Dizem que a Inteligência Artificial chegou para organizar o mundo. Prometem a eficiência dos processos, a previsibilidade dos cenários e a eliminação do erro humano. Mas me pergunto, enquanto observo o trânsito travado da Marginal ou a fila de um cartório: será que o algoritmo está preparado para o Brasil?
O debate global sobre a IA foca no medo de que as máquinas desenvolvam consciência. Por aqui, o buraco é mais embaixo. O nosso medo, ou talvez a nossa esperança, é que a máquina tente entender a nossa “inconsciência” coletiva e entre em curto-circuito. Porque o Brasil não opera na lógica binária do silício; opera na lógica quântica da gambiarra.
Há um abismo fascinante entre o “caos interior” que nos define como humanos e a ordem estéril que a IA tenta impor. A tecnologia é apolínea; busca o padrão, a repetição, a resposta estatisticamente correta. O brasileiro, por sua vez, é dionisíaco por excelência. Somos feitos de contradições que nenhum código consegue indexar. Como explicar a um modelo de linguagem o conceito de “saudade”? O software pode varrer o dicionário e dizer que é “nostalgia melancólica”, mas jamais entenderá o peso físico que essa palavra tem numa canção de Tom Jobim ou numa despedida no aeroporto de Guarulhos.
O nosso caos interior é a nossa assinatura. É a capacidade de rir na tragédia (basta ver os memes cinco minutos após uma crise política) e de chorar na alegria, como na Sapucaí. A IA procura o caminho mais curto entre dois pontos. O brasileiro sabe que a vida acontece nos desvios, nas conversas de esquina, no “quebra-galho” que resolve o insolúvel. Se entregarmos a gestão da nossa realidade a uma inteligência puramente lógica, corremos o risco de sanear o que nos torna vitais.
Além disso, há o perigo de importarmos uma “ordem” que não nos serve. Os algoritmos são treinados majoritariamente com dados do Hemisfério Norte, onde as regras são respeitadas e os horários são sagrados. Aplicar essa rigidez matemática à realidade elástica do Brasil é um convite ao desastre ou à exclusão. A IA vê um CPF; nós vemos uma história de luta. A IA vê uma comunidade no mapa como “zona de risco”; nós sabemos que ali pulsa uma potência criativa e econômica que escapa às planilhas.

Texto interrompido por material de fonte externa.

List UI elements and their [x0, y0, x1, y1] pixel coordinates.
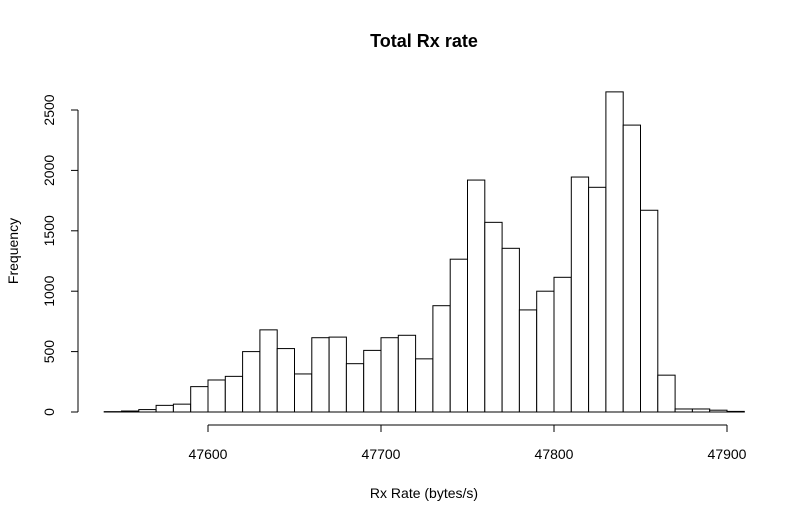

O verdadeiro desafio não é se a IA vai roubar os nossos empregos, até porque a informalidade brasileira sempre foi uma forma de resistência à estrutura formal, mas se ela vai roubar a nossa capacidade de lidar com o imprevisto. Estamos terceirizando o pensamento, a memória e, assustadoramente, a criatividade. Mas a criatividade humana nasce, muitas vezes, do erro, da falta, da necessidade de improvisar. Se a máquina nunca erra, ela nunca inventa. E o Brasil é o país da invenção por necessidade.
No fim das contas, a Inteligência Artificial pode vencer no xadrez ou diagnosticar doenças com precisão (o que é muito bem-vindo), mas falta a ela a “ginga”. Falta a malícia de saber que, no Brasil, o “não” nem sempre é definitivo e o “sim” é muitas vezes apenas uma gentileza.
Que venha a tecnologia, mas que ela sirva como ferramenta, e não como bússola moral. Porque, num mundo cada vez mais artificial e previsível, o nosso caos humano, demasiadamente humano e tropical, talvez seja o último refúgio da verdadeira inteligência: a emocional. A máquina pode ter o mapa, mas só nós conhecemos o terreno.